Even with a system that is working properly, Schierer said EHRs often take away from the amount of time doctors are engaging with patients.
“The reason doctors are not happy with meaningful use is, if you back up the clock 5-10 years ago when most physicians weren’t using [EHRs], we were all still being paid on volume,” he said. “Now, if I throw in [EHRs], we’re trying to move to a value- and quality-based system, but yet remunerated primarily on the number of patients I see per day. So now what you’ve done is you’ve made [doctors] use electronic medical records, you’re making [doctors] add medications and allergies in a structured fashion. Before, I would just check off ‘chest pain’ on a paper bill and anything I couldn’t find, I would handwrite it and my [staff] would find the code. Now the physicians have to do that, and they don’t have more time to take care of the patients, either.”
A slow prognosis
So as more hospital systems and health care providers add EHRs, what can be done to solve interoperability issues?
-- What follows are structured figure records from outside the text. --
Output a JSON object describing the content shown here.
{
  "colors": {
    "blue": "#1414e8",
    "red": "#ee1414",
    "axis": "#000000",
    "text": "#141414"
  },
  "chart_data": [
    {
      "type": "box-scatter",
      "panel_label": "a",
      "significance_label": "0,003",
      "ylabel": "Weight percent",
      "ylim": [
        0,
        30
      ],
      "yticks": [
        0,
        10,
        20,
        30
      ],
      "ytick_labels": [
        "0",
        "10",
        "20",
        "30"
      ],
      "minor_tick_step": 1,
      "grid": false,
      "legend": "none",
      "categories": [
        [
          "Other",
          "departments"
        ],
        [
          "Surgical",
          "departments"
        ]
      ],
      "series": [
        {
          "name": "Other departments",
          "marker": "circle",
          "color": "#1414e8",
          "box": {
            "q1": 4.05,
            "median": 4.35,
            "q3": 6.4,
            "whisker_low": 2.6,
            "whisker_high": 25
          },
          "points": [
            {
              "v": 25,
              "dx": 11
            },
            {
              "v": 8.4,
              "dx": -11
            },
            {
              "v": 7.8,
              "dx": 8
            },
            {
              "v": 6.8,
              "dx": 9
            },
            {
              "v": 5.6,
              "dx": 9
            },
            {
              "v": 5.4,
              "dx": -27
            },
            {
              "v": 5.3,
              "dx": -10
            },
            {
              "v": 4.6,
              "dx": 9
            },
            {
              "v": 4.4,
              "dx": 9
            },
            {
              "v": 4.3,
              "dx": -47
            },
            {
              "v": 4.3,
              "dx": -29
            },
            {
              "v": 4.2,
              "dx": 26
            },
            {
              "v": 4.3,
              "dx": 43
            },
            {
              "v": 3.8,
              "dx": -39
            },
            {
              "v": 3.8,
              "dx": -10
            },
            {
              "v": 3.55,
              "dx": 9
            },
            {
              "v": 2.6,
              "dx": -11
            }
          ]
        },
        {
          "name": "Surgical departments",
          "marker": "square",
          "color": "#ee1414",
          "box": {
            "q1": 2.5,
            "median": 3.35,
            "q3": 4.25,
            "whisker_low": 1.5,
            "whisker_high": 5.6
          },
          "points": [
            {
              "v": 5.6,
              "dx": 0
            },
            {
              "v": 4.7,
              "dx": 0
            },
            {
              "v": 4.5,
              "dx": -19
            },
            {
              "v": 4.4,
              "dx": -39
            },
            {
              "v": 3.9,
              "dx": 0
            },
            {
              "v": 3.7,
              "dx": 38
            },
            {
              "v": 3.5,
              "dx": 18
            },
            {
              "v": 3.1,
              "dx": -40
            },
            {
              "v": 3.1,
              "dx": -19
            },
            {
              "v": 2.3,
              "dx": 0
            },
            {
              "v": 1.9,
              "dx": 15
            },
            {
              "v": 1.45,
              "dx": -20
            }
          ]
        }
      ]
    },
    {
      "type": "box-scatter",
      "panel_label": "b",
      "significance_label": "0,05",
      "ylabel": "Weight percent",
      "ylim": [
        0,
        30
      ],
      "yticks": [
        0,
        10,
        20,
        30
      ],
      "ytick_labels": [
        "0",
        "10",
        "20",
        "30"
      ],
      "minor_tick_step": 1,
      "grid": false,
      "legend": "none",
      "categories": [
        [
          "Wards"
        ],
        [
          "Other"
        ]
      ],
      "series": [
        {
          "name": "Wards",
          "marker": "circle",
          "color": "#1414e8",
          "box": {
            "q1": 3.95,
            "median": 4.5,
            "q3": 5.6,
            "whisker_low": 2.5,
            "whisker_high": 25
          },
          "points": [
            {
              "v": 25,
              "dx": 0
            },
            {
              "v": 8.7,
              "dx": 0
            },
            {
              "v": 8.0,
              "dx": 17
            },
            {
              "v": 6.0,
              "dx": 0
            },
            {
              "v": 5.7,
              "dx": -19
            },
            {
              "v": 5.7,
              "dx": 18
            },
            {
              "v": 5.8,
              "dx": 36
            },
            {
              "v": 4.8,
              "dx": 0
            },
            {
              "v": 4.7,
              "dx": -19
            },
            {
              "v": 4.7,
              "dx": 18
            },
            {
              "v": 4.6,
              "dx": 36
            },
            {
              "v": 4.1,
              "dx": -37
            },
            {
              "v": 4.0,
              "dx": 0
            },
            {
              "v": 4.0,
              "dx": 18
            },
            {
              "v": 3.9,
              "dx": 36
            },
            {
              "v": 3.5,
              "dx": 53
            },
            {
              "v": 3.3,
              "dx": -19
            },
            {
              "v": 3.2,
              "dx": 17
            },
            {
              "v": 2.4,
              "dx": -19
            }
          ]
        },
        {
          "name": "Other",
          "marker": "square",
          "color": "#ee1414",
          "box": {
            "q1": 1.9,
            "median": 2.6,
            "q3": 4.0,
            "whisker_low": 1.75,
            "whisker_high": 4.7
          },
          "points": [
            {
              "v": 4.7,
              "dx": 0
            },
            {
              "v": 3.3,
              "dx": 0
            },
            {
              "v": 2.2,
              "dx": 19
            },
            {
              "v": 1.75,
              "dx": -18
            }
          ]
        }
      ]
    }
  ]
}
AHRQ tasked an independent group of scientists known as JASON to come up with a number of recommendations, which they put forth in a 65-page report in April. One of the key takeaways was a call to implement a set of open standards and APIs for EHR vendors to follow by 2017 when the final stage of HHS’ meaningful use standards kick in.
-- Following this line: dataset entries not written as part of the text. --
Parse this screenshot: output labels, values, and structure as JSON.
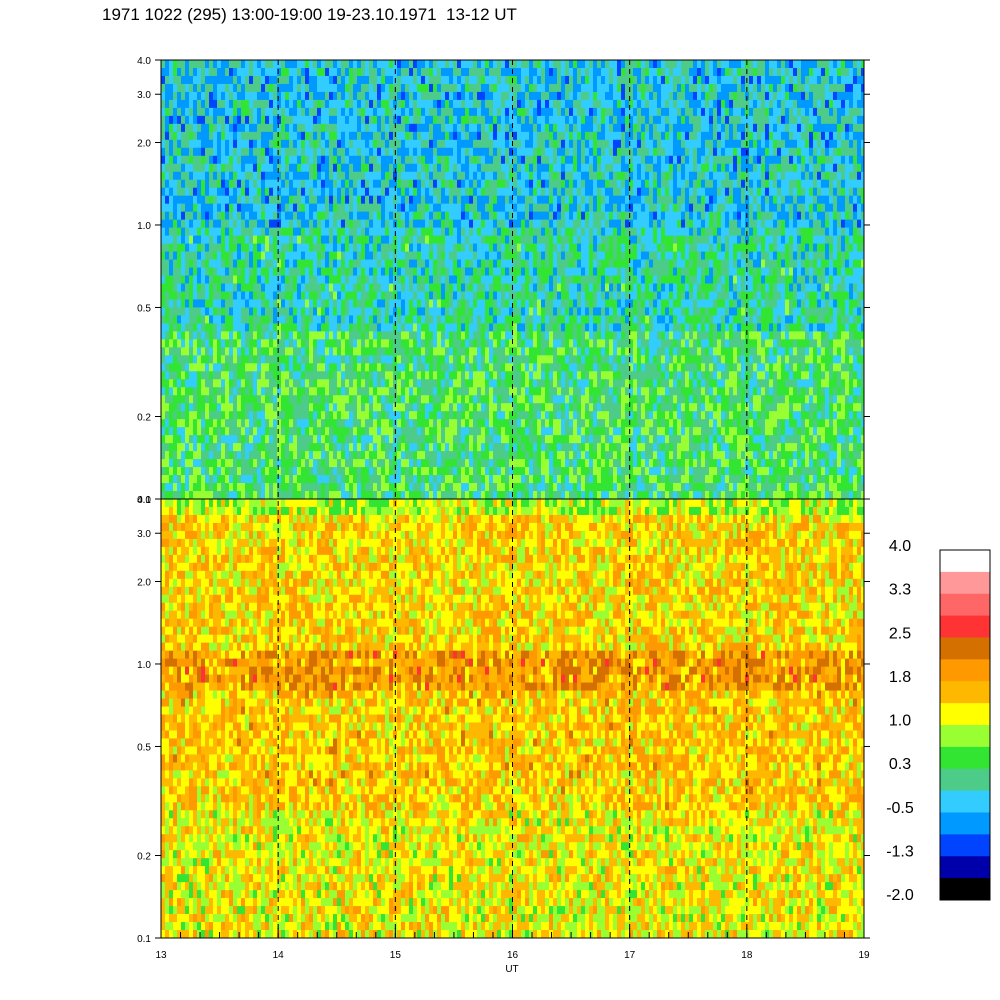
{
  "title": "1971 1022 (295) 13:00-19:00 19-23.10.1971  13-12 UT",
  "chart_data": {
    "type": "heatmap",
    "title": "1971 1022 (295) 13:00-19:00 19-23.10.1971  13-12 UT",
    "xlabel": "UT",
    "x_ticks": [
      "13",
      "14",
      "15",
      "16",
      "17",
      "18",
      "19"
    ],
    "xlim": [
      13,
      19
    ],
    "y_scale": "log",
    "ylim": [
      0.1,
      4.0
    ],
    "y_ticks": [
      "0.1",
      "0.2",
      "0.5",
      "1.0",
      "2.0",
      "3.0",
      "4.0"
    ],
    "dashed_vertical_lines_at": [
      14,
      15,
      16,
      17,
      18
    ],
    "panels": [
      {
        "name": "upper",
        "dominant_levels": [
          {
            "y_range": [
              0.1,
              0.4
            ],
            "level": 0.3
          },
          {
            "y_range": [
              0.4,
              1.0
            ],
            "level": 0.0
          },
          {
            "y_range": [
              1.0,
              4.0
            ],
            "level": -0.3
          }
        ]
      },
      {
        "name": "lower",
        "dominant_levels": [
          {
            "y_range": [
              0.1,
              0.3
            ],
            "level": 1.2
          },
          {
            "y_range": [
              0.3,
              0.8
            ],
            "level": 1.5
          },
          {
            "y_range": [
              0.8,
              1.1
            ],
            "level": 1.9
          },
          {
            "y_range": [
              1.1,
              3.5
            ],
            "level": 1.4
          },
          {
            "y_range": [
              3.5,
              4.0
            ],
            "level": 0.9
          }
        ]
      }
    ],
    "colorbar": {
      "labels": [
        "4.0",
        "3.3",
        "2.5",
        "1.8",
        "1.0",
        "0.3",
        "-0.5",
        "-1.3",
        "-2.0"
      ],
      "colors": [
        "#ffffff",
        "#ff9999",
        "#ff6666",
        "#ff3333",
        "#d47000",
        "#ff9900",
        "#ffb800",
        "#ffff00",
        "#99ff33",
        "#33e533",
        "#4ccc88",
        "#33ccff",
        "#0099ff",
        "#0044ff",
        "#0000aa",
        "#000000"
      ]
    }
  }
}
“To achieve interoperability for EHRs and to open the entrepreneurial space for software development, all of these elements must be made public,” the JASON report states. “People frequently encounter standards in their daily lives. For example, an E26 light bulb has a standard base diameter and conductor position to allow mating with a compatible socket, which also has standard properties. One uses different names for this same basic concept at different levels.”
Schierer has other ideas, including a health ID number that would act as an identifier in order to differentiate people as they move through different EHR systems. This number would differ from a social security number in that it wouldn’t be re-assigned to someone new once a person dies.
“You can’t take a chance by using an identifier that is used for a patient, and then its re-used, and then you get some dead person’s health information,” he said. “What we really need is a national health identifier number, so that your number would have 12-15 digits in it, that was unique to you forever.”
Currently, if patients move from one system to another, a complex algorithm can identify a patient, but it relies on systems being interoperable.
According to White, even as problems continue, the process of improvement will continue to be incremental.
“This is a really complex health system and there’s a lot of different needs,” White said. “I feel some of those needs are being met. I think a lot of those needs are not being met and I think they need to be worked on.”
Schierer said that while doctors and health care providers are frustrated, EHRs have given doctors access to more information than they ever previously had.
“Our memory is very, very short,” he said. “We have all forgotten those experiences of having to take care of patients without this information and having to call people on the phone and wait for stuff to come to you, now it’s all there in front of us. It’s very very powerful.”
Whatever the answer, Byrnes knows she will have to comply if she wants to stay in business.
“There’s no turning back from this,” she said. “The direction that we are trying to move in is going to take a lot of development. I don’t think the exchange of information is going to get us there.”